Alain Bouvier. La loi de 2005 a décidé l'intégration des IUFM dans les Universités. D'une certaine manière on nous a demandé de trouver comment cette solution pouvait résoudre les problèmes qui se posaient vis-à-vis de la formation des maîtres. Cela avait quelque chose de surprenant de partir de la solution ! Les Universités nous ont expliqué qu'elles auraient à subir des critiques et qu'elles avaient alors besoin de savoir ce qu'on attendait d'elles exactement : il leur fallait donc un cahier des charges.

En fait, le H.C.E a été plus loin car il a estimé qu'il fallait donner aux universités les moyens d'assumer la responsabilité de la réussite de cette expérience. Nous avons procédé du point de vue de la méthode comme pour le socle commun. Nous nous sommes demandé ce qui se faisait dans les autres pays et on a auditionné les acteurs actuels, des personnes portant des critiques sur la formation ou d'autres proposant des évolutions; on a eu beaucoup de contributions écrites.

J.N : Autrement dit, une préparation importante…

A.B : Six mois, avec des séances hebdomadaires soigneusement préparées par les chargés de mission. Cela nous a amenés à distinguer quelques principes sur lesquels nous étions d'accord et les conditions de la réussite.
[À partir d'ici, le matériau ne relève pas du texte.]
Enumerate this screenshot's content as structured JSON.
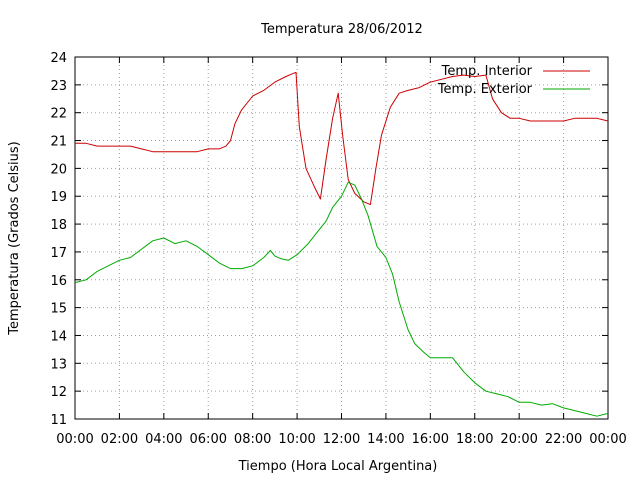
{
  "chart_data": {
    "type": "line",
    "title": "Temperatura 28/06/2012",
    "xlabel": "Tiempo (Hora Local Argentina)",
    "ylabel": "Temperatura (Grados Celsius)",
    "x_ticks": [
      "00:00",
      "02:00",
      "04:00",
      "06:00",
      "08:00",
      "10:00",
      "12:00",
      "14:00",
      "16:00",
      "18:00",
      "20:00",
      "22:00",
      "00:00"
    ],
    "y_ticks": [
      11,
      12,
      13,
      14,
      15,
      16,
      17,
      18,
      19,
      20,
      21,
      22,
      23,
      24
    ],
    "xlim_hours": [
      0,
      24
    ],
    "ylim": [
      11,
      24
    ],
    "grid": true,
    "legend_position": "top-right",
    "series": [
      {
        "name": "Temp. Interior",
        "color": "#cc0000",
        "x": [
          0,
          0.5,
          1,
          1.5,
          2,
          2.5,
          3,
          3.5,
          4,
          4.5,
          5,
          5.5,
          6,
          6.5,
          6.8,
          7,
          7.2,
          7.5,
          8,
          8.5,
          9,
          9.5,
          9.8,
          9.95,
          10.1,
          10.4,
          10.8,
          11.05,
          11.3,
          11.6,
          11.85,
          12.05,
          12.3,
          12.6,
          13.0,
          13.3,
          13.55,
          13.8,
          14.2,
          14.6,
          15,
          15.5,
          16,
          16.5,
          17,
          17.5,
          18,
          18.5,
          18.8,
          19.2,
          19.6,
          20,
          20.5,
          21,
          21.5,
          22,
          22.5,
          23,
          23.5,
          24
        ],
        "values": [
          20.9,
          20.9,
          20.8,
          20.8,
          20.8,
          20.8,
          20.7,
          20.6,
          20.6,
          20.6,
          20.6,
          20.6,
          20.7,
          20.7,
          20.8,
          21.0,
          21.6,
          22.1,
          22.6,
          22.8,
          23.1,
          23.3,
          23.4,
          23.45,
          21.5,
          20.0,
          19.3,
          18.9,
          20.3,
          21.8,
          22.7,
          21.2,
          19.6,
          19.1,
          18.8,
          18.7,
          20.0,
          21.2,
          22.2,
          22.7,
          22.8,
          22.9,
          23.1,
          23.2,
          23.3,
          23.35,
          23.3,
          23.35,
          22.5,
          22.0,
          21.8,
          21.8,
          21.7,
          21.7,
          21.7,
          21.7,
          21.8,
          21.8,
          21.8,
          21.7
        ]
      },
      {
        "name": "Temp. Exterior",
        "color": "#00aa00",
        "x": [
          0,
          0.5,
          1,
          1.5,
          2,
          2.5,
          3,
          3.5,
          4,
          4.5,
          5,
          5.5,
          6,
          6.5,
          7,
          7.5,
          8,
          8.5,
          8.8,
          9.0,
          9.3,
          9.6,
          10,
          10.5,
          11,
          11.3,
          11.6,
          12,
          12.3,
          12.6,
          12.9,
          13.2,
          13.6,
          14,
          14.3,
          14.6,
          15,
          15.3,
          15.7,
          16,
          16.5,
          17,
          17.5,
          18,
          18.5,
          19,
          19.5,
          20,
          20.5,
          21,
          21.5,
          22,
          22.5,
          23,
          23.5,
          24
        ],
        "values": [
          15.9,
          16.0,
          16.3,
          16.5,
          16.7,
          16.8,
          17.1,
          17.4,
          17.5,
          17.3,
          17.4,
          17.2,
          16.9,
          16.6,
          16.4,
          16.4,
          16.5,
          16.8,
          17.05,
          16.85,
          16.75,
          16.7,
          16.9,
          17.3,
          17.8,
          18.1,
          18.6,
          19.0,
          19.5,
          19.4,
          18.9,
          18.3,
          17.2,
          16.8,
          16.2,
          15.2,
          14.2,
          13.7,
          13.4,
          13.2,
          13.2,
          13.2,
          12.7,
          12.3,
          12.0,
          11.9,
          11.8,
          11.6,
          11.6,
          11.5,
          11.55,
          11.4,
          11.3,
          11.2,
          11.1,
          11.2
        ]
      }
    ]
  }
}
J.N : Vous auriez pu partir des problèmes, plutôt que de principes ?

A.B : Dès qu'on aborde les problèmes de la formation des maîtres, on est amené à parler de tout le système éducatif : les rapports entre maternelle, école primaire, enseignement secondaire et enseignement supérieur; les aspects disciplinaires et non disciplinaires; les rapports entre l'école, la société et l'économie, la demande sociale, le politique…Il n'y a pas une question sur la formation qui ne renvoie pas à toute l'Education Nationale. Il fallait qu'on arrive à se limiter, à se borner.

J.N : Donne-nous un exemple ?

A.B : Le problème de la différentiation et du positionnement du concours et de la certification ; cette question est légitime ; mais il faudrait plusieurs mois pour bien la poser dans le nouveau contexte universitaire. Ce sujet n'a pas bougé depuis le rapport Bancel de 1989.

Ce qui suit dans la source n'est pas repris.